Luckily not every shelf or decision involves this much self-examination. William Gibson’s Neuromancer is a brilliant book. His others-not so much. Keep the great, give away the rest. I’m extending this rule to other favorite authors: Norman Mailer, Truman Capote, John Le Carre. The clunkers are gently laid down instead of dropped in the giveaway pile as a tribute to their best work.

Where does this sifting end? The classics? Dime bags to expensive ounces, I won’t re-read Faulkner or Fitzgerald or even Hemingway. But can a modern writer really pitch the bulwarks of American literature? Especially after watching and loving a seven-hour play where the actors read and acted every line of The Great Gatsby? They stay, but it’s a close call.

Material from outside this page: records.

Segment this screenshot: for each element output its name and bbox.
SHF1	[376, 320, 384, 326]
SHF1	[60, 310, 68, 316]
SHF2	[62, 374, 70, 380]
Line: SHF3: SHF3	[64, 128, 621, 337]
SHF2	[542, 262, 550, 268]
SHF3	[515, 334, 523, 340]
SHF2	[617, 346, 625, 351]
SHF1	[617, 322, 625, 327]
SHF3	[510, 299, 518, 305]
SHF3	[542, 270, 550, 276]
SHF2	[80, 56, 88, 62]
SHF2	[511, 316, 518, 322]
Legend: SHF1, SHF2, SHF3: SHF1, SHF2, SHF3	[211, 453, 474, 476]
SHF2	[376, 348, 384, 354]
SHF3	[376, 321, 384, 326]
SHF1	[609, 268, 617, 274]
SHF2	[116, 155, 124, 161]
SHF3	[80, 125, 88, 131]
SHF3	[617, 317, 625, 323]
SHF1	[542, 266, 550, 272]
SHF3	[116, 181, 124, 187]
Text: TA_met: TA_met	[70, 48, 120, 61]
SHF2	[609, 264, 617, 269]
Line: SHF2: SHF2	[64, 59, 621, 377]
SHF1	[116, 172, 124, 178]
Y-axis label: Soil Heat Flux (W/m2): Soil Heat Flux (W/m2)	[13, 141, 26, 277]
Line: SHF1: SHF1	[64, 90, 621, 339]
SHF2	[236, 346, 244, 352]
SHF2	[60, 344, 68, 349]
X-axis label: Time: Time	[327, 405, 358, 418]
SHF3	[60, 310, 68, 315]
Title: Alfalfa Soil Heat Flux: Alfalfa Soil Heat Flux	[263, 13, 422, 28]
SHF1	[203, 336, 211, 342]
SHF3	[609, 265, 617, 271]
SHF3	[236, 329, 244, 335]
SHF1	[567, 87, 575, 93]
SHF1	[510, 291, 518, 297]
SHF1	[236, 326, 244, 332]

Speaking of plays, what should I do with the bookcase full of them? Especially since a part of me has always been interested in writing for the theater. At the same time, I’m no spring chicken and Matt Jacob comes first, so really, what are the odds of me actually writing a play? Don’t bet rent, but they too are probably keepers.

I haven’t even mentioned nonfiction or modern fiction writers like Richard Russo and Richard Ford, but the point isn’t the decisions, as difficult as they may be. It’s really about the times of my life that each book or group of books represent–including my Hardy Boys and Nancy Drews.

It’s hard not to feel like I’m giving away a piece of myself with each book I box. I know that it isn’t really true–I am who I am, was who I was, and that can’t be donated to charity. But somehow each giveaway feels like one of those thousand cuts.

On another level, I find it passing strange to identify different aspects and eras of my life with inanimate objects. It’s a lot easier to understand the emergence of these feelings when people I care about move or pass away; this connection to things is less comprehensible though not surprising given our culture. At least there aren’t too many other objects that would raise similar feelings. My Bakelite radios, my saxophones, for sure. Definitely all the music I’ve collected–except the collections I bought during stoned stupers deep in the night for $19.95 plus shipping and handling. I really have no need for Yanni or Zamfir no matter how good they sounded at the time.

But one thing is absolutely certain. I’ll be hanging on to every single draft of all the Matt Jacob books no matter how much space they take or how few times I read them.